Even so, the professionals clung to their mystery as long as they could, just as doctors fought the idea of scientific instruments that would make the measurements public and might lead people to question their diagnoses – the stethoscope was acceptable because they were the only ones who could listen to it. Even the US Army Corps of Engineers – in charge of the flood control analysis – tried to keep the mystery alive. ‘It is calculated according to rather a complex formula,’ a Corps official told a Senate committee in 1954. ‘I won’t worry you with the details of that formula.’ It couldn’t last. The more they were faced with angry questioning, the more their calculations had to be public.

But how far do you go? Do you, as they did for some flood control schemes, work out how many seagulls would live in the new reservoir, and how many grasshoppers they would eat, and what the grain was worth which the grasshoppers would have eaten? Do you work out what these values might be in future years? Do you value property when no two estate agents can name the same price? ‘I would not say it was a guess,’ one of their officials told the US Senate about property values. ‘It is an estimate.’ And after all that, it is economists who persuaded the US Secretary of the Interior, Bruce Babbitt, to start demolishing the dams their predecessors laboriously calculated.

So here’s the paradox. Numbers are democratic. We use them to peer into the mysterious worlds of professionals, to take back some kind of control. They are the tools of opposition to arrogant rulers. Yet in another sense they are not democratic at all. Politicians like to pretend that numbers take the decisions out of their hands. ‘Listen to the scientists,’ they say about BSE or genetically-modified food. ‘It’s not us taking the decisions, it’s the facts.’ We are submitting these delicate problems to the men in white coats who will apply general rules about individual peculiarities. It is, in other words, a shift from one kind of professional to another, in the name of democracy – from teachers and doctors to accountants, auditors and number-crunchers. And they have their own secretive rituals that exclude outsiders like a computer instruction manual.

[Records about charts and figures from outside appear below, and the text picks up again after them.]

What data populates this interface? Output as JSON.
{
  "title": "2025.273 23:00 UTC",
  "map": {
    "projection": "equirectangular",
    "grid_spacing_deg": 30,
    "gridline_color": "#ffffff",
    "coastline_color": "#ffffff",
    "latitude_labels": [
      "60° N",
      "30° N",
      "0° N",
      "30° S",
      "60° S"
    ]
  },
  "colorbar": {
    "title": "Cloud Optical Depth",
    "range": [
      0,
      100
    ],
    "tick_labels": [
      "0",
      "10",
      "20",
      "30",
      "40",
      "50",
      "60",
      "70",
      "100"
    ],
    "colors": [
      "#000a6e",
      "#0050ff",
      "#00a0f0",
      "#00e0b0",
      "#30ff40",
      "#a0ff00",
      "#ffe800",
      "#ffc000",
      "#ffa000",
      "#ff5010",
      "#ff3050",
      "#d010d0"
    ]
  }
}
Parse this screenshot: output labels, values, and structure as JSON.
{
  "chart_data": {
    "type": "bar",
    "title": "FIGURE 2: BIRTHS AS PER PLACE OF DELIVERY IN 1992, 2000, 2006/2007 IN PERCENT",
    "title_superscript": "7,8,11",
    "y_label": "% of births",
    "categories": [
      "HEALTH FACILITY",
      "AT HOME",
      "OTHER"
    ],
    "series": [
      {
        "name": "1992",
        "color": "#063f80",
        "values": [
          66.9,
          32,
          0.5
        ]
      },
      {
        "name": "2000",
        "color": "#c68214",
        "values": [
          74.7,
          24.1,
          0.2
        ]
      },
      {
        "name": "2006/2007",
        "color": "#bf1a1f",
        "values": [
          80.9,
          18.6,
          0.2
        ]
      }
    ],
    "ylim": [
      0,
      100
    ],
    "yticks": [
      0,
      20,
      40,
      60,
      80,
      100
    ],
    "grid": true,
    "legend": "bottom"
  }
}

But when it comes to auditing the rest of us in our ordinary jobs, auditing undermines as much trust as it creates – because people have to defend themselves against the auditors. Their lives – usually their working lives – are at stake, and their managers will wonder later why the figures they spent so much to collect are so bizarrely inaccurate. And as we all trust the companies and institutions less, we trust the auditors less too.